Zak had fallen asleep, his face squashed to one side of the sling, his little mouth half open. Colleen lay back on the damp pebbles and closed her eyes.
Mia watched her for a while. She loved the way they’d conjured up the cafe together so clearly. She could almost see it now, at the top of the beach – the wooden tables packed with people, music drifting out over the sea. Fairy lights.
‘The trouble is,’ she said softly, ‘I don’t want to stay here in Whitecross. Not forever. It’s all right for you. You’ve travelled already. You’ve had sixteen years of it. I’ve got to get out, get going.’

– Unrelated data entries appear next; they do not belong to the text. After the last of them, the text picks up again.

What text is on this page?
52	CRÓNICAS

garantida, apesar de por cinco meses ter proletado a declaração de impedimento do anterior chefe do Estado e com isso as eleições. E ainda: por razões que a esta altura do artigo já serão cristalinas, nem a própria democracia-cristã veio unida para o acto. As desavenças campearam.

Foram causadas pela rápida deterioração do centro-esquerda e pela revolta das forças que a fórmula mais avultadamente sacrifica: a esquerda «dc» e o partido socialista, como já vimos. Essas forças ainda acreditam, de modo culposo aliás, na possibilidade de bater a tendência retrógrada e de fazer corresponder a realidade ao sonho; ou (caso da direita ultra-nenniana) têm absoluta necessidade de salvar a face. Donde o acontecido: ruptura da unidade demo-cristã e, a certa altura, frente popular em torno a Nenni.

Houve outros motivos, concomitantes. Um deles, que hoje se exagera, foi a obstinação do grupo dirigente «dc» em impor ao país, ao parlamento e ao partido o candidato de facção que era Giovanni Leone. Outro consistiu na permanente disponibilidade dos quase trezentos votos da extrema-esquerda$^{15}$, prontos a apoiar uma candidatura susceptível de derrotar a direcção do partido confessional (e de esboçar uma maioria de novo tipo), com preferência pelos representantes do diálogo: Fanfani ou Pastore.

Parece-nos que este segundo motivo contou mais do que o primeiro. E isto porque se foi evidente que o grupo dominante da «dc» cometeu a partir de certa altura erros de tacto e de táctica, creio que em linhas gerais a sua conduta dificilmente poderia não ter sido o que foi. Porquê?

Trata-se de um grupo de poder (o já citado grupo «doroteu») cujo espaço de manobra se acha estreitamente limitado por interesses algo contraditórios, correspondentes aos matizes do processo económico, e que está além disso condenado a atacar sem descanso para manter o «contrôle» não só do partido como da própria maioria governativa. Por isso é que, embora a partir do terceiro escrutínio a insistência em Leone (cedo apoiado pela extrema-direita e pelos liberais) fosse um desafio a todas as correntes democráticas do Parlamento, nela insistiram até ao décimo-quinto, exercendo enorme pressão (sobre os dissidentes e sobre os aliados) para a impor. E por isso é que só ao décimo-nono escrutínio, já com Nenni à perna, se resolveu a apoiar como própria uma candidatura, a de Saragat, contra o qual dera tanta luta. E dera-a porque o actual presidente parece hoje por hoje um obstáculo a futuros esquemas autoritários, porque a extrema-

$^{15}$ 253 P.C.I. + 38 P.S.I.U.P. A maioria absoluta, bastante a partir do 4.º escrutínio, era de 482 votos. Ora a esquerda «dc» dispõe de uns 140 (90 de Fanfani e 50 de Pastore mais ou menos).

Colleen opened her eyes. ‘You will,’ she said. ‘If you want to enough. But there’s loads of time. And for now we’ve got the babies to think of. Let’s make the most of what we’ve got already, right now.’ She looked down at her sleeping son.
She was right, of course.
Mia thought again about the excitement she’d felt all night, the sense of things starting over, of so much being possible.
‘Will you think about what I said earlier, back at the house?’ Mia asked Colleen. ‘About us? That was for real.’
‘I have been. I want to go back with Mum first, when we’ve finished with the hospital, but I’ll come back. I’ll come and stay while your dad’s away, if it all fits in. And then maybe we should look for a place to share. At the end of the summer.’ She turned to Mia. ‘When we’ve done the tests and that, once I’ve stopped worrying about Zak, you know, I’ll be really excited. Promise!’
A slight breeze ruffled the water. They watched the way it patterned the surface, a cross-hatching of silver. The grey sky was lifting, getting lighter. Above the horizon, it had already paled to a thin strip of blue.
From the far end of the beach, a single figure walked steadily towards them. So. He’d known she might be here; maybe he’d even planned to find her and Kai. Now she could introduce him to Colleen, and tell him she’d be there with Becky and the others to listen to him play tonight.
Bit by bit, the different strands of her life were weaving together.
She stood up, waved, then looked at Colleen.
‘It’s Will!’ she said.
Mia shifted Kai up in her arms. His head turned as a thin ray of sunlight caught the shallow water, danced and sparkled on the tiny waves breaking on the pebbles. He stretched out one little hand.
Mia kissed it. ‘Everything’s going to be all right,’ she whispered to Kai. ‘Come on, let’s go and meet him.’